From: tmaddox@milton.u.washington.edu (Tom Maddox)
Subject: Sex & Violence in VR
Date: Tue, 7 Apr 1992 23:45:12 GMT
Message-ID: <1992Apr7.234512.8798@u.washington.edu>
Organization: The Evergreen State College, Olympia, Washington


In article <31374@sdcc12.ucsd.edu> aamicone@sdcc13.ucsd.edu (Andrew Micone) writes:
>In article <1992Mar30.122146.1168@wkuvx1.bitnet> kinnema@wkuvx1.bitnet (Mark Kinney, Attorney at Chaos) writes:
>>In article <1992Mar27.174807.10501@news.unomaha.edu>, ACM023@Zeus.unomaha.edu (Ed Stastny ACMM) writes:
>>> Also, there was a sub-article (half a page) on "virtual sex" with a few
>>> Timothy Leary comments in it.
>>
>>An interesting note to tie in with the recent "VR porn" discussion here: It
>>seems (according to this article, anyway) that the organizations working on VR
>>are reluctant to talk about this aspect of it, for PR reasons. They did
>>acknoledge the possibility, though.
>
>I can't blame them, all this media hype about VR Porn is only
>hurting the serious research efforts in the field. Most VR research
>has been going on quietly for many years now in fields like medical
>imaging and improved interface technologies. Research grants are
>going to go to other fields if it's percieved that VR's ultimate
>goal is a virtual sex playground.
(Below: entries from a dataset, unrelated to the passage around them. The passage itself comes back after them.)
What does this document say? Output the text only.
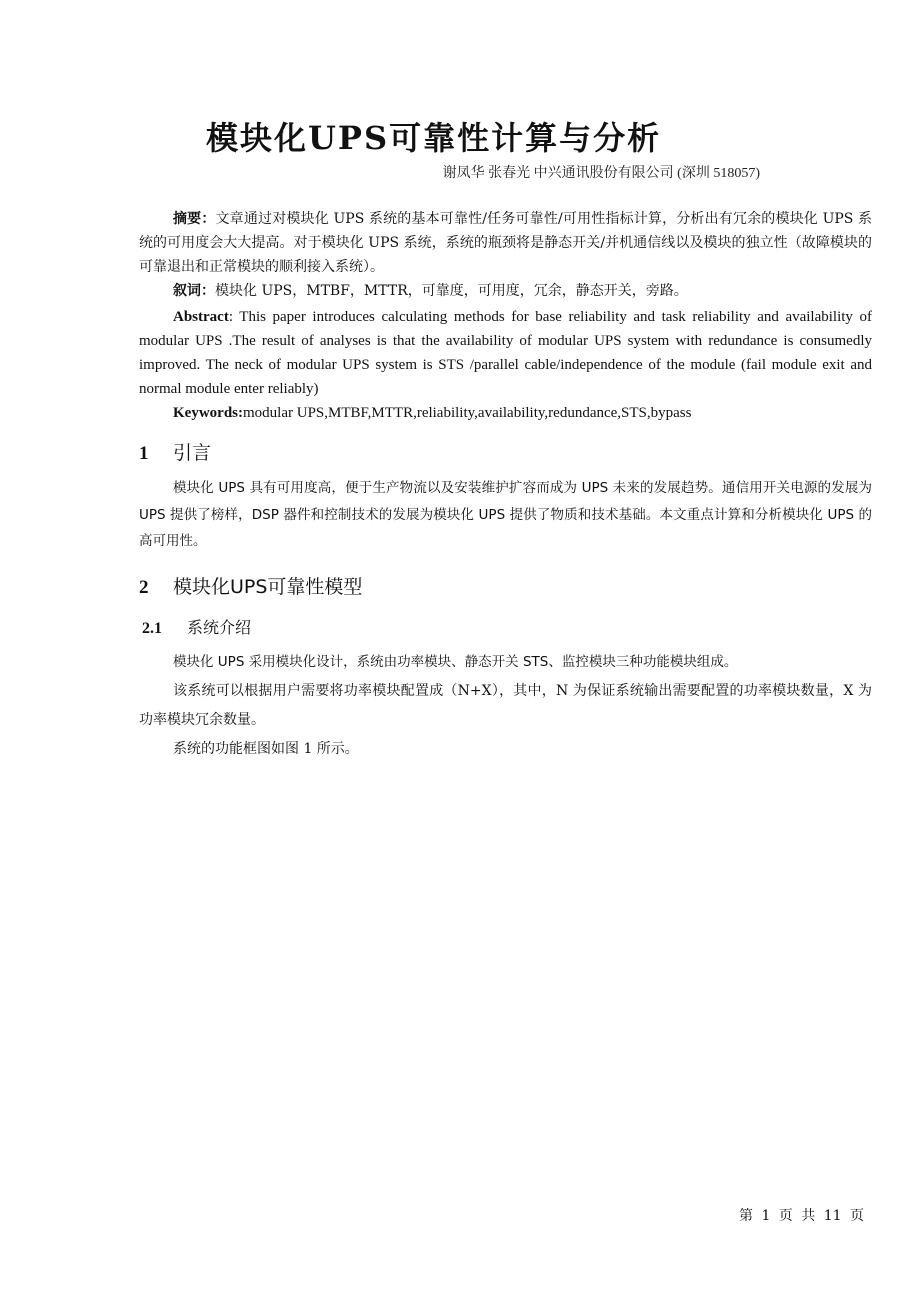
模块化UPS可靠性计算与分析
谢凤华 张春光 中兴通讯股份有限公司 (深圳 518057)

摘要：文章通过对模块化 UPS 系统的基本可靠性/任务可靠性/可用性指标计算，分析出有冗余的模块化 UPS 系统的可用度会大大提高。对于模块化 UPS 系统，系统的瓶颈将是静态开关/并机通信线以及模块的独立性（故障模块的可靠退出和正常模块的顺利接入系统）。

叙词：模块化 UPS，MTBF，MTTR，可靠度，可用度，冗余，静态开关，旁路。

Abstract: This paper introduces calculating methods for base reliability and task reliability and availability of modular UPS .The result of analyses is that the availability of modular UPS system with redundance is consumedly improved. The neck of modular UPS system is STS /parallel cable/independence of the module (fail module exit and normal module enter reliably)

Keywords:modular UPS,MTBF,MTTR,reliability,availability,redundance,STS,bypass

1 引言

模块化 UPS 具有可用度高，便于生产物流以及安装维护扩容而成为 UPS 未来的发展趋势。通信用开关电源的发展为 UPS 提供了榜样，DSP 器件和控制技术的发展为模块化 UPS 提供了物质和技术基础。本文重点计算和分析模块化 UPS 的高可用性。

2 模块化UPS可靠性模型
2.1 系统介绍

模块化 UPS 采用模块化设计，系统由功率模块、静态开关 STS、监控模块三种功能模块组成。

该系统可以根据用户需要将功率模块配置成（N+X），其中，N 为保证系统输出需要配置的功率模块数量，X 为功率模块冗余数量。

系统的功能框图如图 1 所示。

第 1 页 共 11 页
That's not to say that it's not an
>interesting idea, I know there are some startups like PiR (Pleasure
>instruments Research) working on the hardware side of the problem.
>They too like to keep a low-profile, which I can understand since
>many of us might feel, er, uncomfortable knowing what sort of
>"research" might be going on next door...moral outrage might be a
>better term

	I find very amusing the notion that anyone would feel moral outrage 
about vr research going into virtual sex, given the equanimity with which 
AI and vr researchers in particular have taken military money.

	"Sure, I'm a serious researcher.  I do Death Machine Simulations--
no sex, no sirree because that would be *dirty*."

	In fact, those serious researchers will respond to institutional needs
(killing, commanding, controlling, for instance; healing also, to be sure), not
to our individual human ones, because institutions pay the freight on research.

	Folks out in the Gibsonian "Street," however, will undoubtedly put the
technologies thus developed to new and innaresting uses; as I've said, I believe
vr porn will be one of them.


-- 
				Tom Maddox
			tmaddox@u.washington.edu
		"Writing is reading and reading is writing."